Just as Alain de Botton argues traveling to new places can inspire new thoughts, Lindbergh suggests a different setting— an island paradise (or secluded mountain cabin or cottage in the country)— can teach us to live differently. Far from our routines, we act out of the ordinary. Rather than worry about tomorrow or obsess about yesterday, we can finally appreciate today. Under a sweltering summer sun and Caribbean blue sky, there is only us and the reassuring crash of the sea.
On her holiday, Lindbergh finds immense peace in being an island, disconnected from the “real” world and cut off from the pressures of day-to-day living:
“How wonderful are islands! Islands in space, like this once I have come to, ringed about by miles of water, linked by no bridges, no cables, no telephones. An island from the world and the world’s life. Island’s in time, like this short vacation of time. The past and future are cut off; only the present remains. Existence in the presence gives island living an extreme vividness and purity. One lives like a child or a saint in the immediacy of here and now. Every day, every act, is an island, washed by time and space, and has an island’s completion. People, too, become like islands in such an atmosphere, self-contained, whole, serene.”

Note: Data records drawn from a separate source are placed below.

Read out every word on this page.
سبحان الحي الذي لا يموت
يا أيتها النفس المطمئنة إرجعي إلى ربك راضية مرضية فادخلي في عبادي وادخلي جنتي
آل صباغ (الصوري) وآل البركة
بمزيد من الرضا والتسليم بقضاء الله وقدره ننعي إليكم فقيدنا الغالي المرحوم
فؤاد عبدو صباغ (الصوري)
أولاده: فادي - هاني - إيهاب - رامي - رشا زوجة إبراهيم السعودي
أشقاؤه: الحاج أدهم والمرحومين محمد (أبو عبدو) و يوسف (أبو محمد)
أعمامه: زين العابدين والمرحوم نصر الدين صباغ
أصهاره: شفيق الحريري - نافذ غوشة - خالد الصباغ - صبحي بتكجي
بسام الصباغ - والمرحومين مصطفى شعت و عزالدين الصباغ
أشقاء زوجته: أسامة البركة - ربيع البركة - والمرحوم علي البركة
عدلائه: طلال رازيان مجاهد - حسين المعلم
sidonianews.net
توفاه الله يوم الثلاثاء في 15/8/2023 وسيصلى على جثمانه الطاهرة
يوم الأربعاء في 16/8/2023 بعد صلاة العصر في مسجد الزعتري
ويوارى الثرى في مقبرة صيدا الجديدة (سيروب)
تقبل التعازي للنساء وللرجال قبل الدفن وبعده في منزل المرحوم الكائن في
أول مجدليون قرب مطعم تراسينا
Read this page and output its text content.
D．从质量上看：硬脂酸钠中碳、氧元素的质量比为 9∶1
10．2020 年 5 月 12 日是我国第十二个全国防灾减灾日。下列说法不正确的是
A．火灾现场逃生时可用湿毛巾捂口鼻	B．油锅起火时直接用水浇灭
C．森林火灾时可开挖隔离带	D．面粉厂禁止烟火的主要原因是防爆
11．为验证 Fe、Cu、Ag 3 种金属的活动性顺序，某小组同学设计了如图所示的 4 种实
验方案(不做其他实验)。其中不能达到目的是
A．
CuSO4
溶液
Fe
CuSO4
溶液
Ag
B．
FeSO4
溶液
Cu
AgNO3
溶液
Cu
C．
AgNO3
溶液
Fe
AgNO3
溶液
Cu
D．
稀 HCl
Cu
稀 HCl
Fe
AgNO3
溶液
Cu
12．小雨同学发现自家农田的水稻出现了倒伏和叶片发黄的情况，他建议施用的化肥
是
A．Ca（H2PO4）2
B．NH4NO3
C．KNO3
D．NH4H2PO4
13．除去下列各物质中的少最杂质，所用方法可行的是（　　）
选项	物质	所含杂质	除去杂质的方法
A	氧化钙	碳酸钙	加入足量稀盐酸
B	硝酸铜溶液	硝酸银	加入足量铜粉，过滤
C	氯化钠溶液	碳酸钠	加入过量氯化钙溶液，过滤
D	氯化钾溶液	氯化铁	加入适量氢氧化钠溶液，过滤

For Lindbergh, a sojourn to the sea can teach us the value of simplicity. In the ordinary world, our lives are endlessly complicated: we have countless possessions, countless things on the calendar, countless responsibilities. But on a beach with a small suitcase and an empty planner, we rediscover a sense of serenity. Like a prisoner of war or monk in a monastery, we realize we don’t need much to be happy. If we are to bring this repose to our regular lives, we must simplify. We must ask, as Lindbergh does with lyrical lucidity, “how little, not how much, can [we] get along with. To say— is it necessary?— when [we] are tempted to add one more accumulation to [our lives], when [we are] pulled toward one more centrifugal activity.”